As we have previously examined, the cloud has opened up many new doors within the world of performance testing. We are now seeing a new use case for cloud performance testing emerge, not simply a means to validate scale, but as a service to validate deployment options based on size, scale, and cost: load testing for capacity planning. This trend is a sign that the power of pricing/performance has shifted from operations teams to development and QA.
Right Deployment Sizing and Capacity Planning: Pre-Cloud
Before cloud-based services and testing solutions were readily available, the process of capacity planning and/or determining the right size for deployment was more art and less science. We would build performance tests upon base level hardware, perhaps a standard model of an HP Server, for example. The results from this would allow us to make an educated guess. For example, what if we had 4x load on servers 2x as powerful? Unfortunately there many unknowns in this process that would not hit us until the hardware was deployed and scale was realized. Your best decision was to purchase larger than required capacity.
Pain Points
- Rarely had the exact production hardware
- Never had a true duplicate of production
- Required operations teams and physical delivery
- Always needed to purchase above capacity
It was difficult to determine which deployment options would best suit your needs and be the most economically viable. Again, it was more-or-less a series of guesstimations.
Enter: The Cloud
The cloud service providers removed many or perhaps all of these obstacles highlighted above. We are now 1 click away from having a server with 1.9 TB of RAM and 128 CPUs or a functional DB on a 32 CPU server. Our unlimited choices and options have now become our biggest obstacle. So which one do you choose, and why?
Pain Points
- Unlimited Options
- Choice Performance vs Price
- How to determine the right mix
Enter: Cloud Testing Solutions
Now with cloud based testing solutions, capacity planning for the right size cloud deployment has become more of an exact science. We can now cheaply test a range of different scenarios and configure our application and throughput to match our minimum and maximum requirements (and every size in between). We can build our performance tests once, and if we are really talented, we can run all three scenarios simultaneously.

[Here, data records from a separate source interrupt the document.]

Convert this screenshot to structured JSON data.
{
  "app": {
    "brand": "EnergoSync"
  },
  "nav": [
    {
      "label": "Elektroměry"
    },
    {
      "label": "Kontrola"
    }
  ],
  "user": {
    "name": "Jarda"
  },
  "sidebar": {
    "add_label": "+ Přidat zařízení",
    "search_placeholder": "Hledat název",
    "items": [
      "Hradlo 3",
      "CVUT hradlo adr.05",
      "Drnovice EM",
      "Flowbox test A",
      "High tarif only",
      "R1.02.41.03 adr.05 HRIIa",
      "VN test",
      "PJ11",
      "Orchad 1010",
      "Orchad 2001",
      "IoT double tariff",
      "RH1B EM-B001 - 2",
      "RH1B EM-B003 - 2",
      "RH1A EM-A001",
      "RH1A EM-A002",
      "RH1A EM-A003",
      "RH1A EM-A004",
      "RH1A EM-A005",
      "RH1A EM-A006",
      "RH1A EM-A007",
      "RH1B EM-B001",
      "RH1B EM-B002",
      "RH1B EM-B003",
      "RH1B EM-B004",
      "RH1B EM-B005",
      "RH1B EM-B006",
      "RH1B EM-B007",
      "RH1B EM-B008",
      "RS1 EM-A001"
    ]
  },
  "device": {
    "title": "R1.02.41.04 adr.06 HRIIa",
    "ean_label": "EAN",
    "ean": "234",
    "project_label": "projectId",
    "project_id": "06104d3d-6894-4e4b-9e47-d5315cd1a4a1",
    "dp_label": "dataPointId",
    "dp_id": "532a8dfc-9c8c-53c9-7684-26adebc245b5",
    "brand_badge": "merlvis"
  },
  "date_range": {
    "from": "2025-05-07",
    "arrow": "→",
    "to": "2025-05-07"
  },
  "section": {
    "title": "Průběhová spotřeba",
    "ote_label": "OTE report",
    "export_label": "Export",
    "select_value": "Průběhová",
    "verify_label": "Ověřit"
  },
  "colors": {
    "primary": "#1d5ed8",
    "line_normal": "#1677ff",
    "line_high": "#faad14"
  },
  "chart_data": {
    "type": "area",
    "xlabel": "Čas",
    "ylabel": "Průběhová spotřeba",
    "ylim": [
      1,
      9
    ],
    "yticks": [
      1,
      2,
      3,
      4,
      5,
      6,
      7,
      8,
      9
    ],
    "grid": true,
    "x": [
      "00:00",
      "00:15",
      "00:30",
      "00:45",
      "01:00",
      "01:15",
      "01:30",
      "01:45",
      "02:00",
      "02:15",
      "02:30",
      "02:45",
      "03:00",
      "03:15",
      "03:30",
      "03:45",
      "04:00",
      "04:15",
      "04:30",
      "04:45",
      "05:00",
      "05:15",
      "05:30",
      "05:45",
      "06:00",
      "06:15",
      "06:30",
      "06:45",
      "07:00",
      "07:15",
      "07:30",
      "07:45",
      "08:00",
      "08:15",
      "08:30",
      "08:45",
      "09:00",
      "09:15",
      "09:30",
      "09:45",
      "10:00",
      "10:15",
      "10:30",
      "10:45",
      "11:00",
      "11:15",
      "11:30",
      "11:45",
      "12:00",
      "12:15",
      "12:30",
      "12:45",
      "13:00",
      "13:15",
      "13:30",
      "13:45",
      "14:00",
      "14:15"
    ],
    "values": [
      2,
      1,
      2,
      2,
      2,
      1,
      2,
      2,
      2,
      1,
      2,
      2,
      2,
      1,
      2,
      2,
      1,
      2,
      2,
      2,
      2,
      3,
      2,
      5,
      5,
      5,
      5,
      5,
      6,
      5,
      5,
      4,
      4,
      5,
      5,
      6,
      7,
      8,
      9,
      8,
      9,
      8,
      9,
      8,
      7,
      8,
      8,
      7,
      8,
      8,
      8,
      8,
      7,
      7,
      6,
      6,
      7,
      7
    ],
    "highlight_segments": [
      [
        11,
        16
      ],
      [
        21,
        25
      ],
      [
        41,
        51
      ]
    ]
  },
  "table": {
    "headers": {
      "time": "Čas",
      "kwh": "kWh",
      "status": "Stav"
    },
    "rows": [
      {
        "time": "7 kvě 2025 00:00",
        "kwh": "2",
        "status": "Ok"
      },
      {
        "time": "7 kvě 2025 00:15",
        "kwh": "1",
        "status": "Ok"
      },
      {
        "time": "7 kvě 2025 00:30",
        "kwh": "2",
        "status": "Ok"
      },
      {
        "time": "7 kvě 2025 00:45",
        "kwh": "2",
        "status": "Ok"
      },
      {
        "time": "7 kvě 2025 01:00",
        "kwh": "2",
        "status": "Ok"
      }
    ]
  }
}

With these cloud load testing solutions, we can now create real simulations that represent all of the various deployment options that we could potentially use. Instead of just guessing which deployment size would be ideal, we can run an unlimited amount of load tests so we can precisely determine which specific option works the best and costs the least. This all leads to solving the question: which deployment option will give us the right balance of price and performance?
The Relationship Between Price and Performance
Typically, the more money we spend on better servers or on a certain type of deployment, the more performance gains we realize. However there comes a point where we spend more money, but performance stagnates: the level of added performance in relation to cost reaches a peak and then tops off. The chart above is a simple representation of this. At around $4,100 dollars per month, we realize a performance increase of some 393 milliseconds. However no matter how much more money we spend on this deployment option, performance will not increase (or at the very most, only marginally increase), resulting in wasted funds. This peak occurs at a very specific point, and that point is exactly what we use cloud load testing to find. With cloud-based load testing, we can now test dollar sized scenarios to find the right deployment option. Not only does this allow us to discover the right sizing cloud infrastructure, we are also able to save some money that would have otherwise been wasted.
The Cloud Changed it All (Yet Again)
The cloud is forcing us to reconsider so much of running our IT Infrastructure, but it is also giving us capabilities we never had. In the past we were stuck with shrugging our shoulders and saying “I think it will be enough servers”. Today we can test our hypothesis, come up with costs, and find our limits with levels of certainty that are unprecedented; doing all of this with the click of a mouse.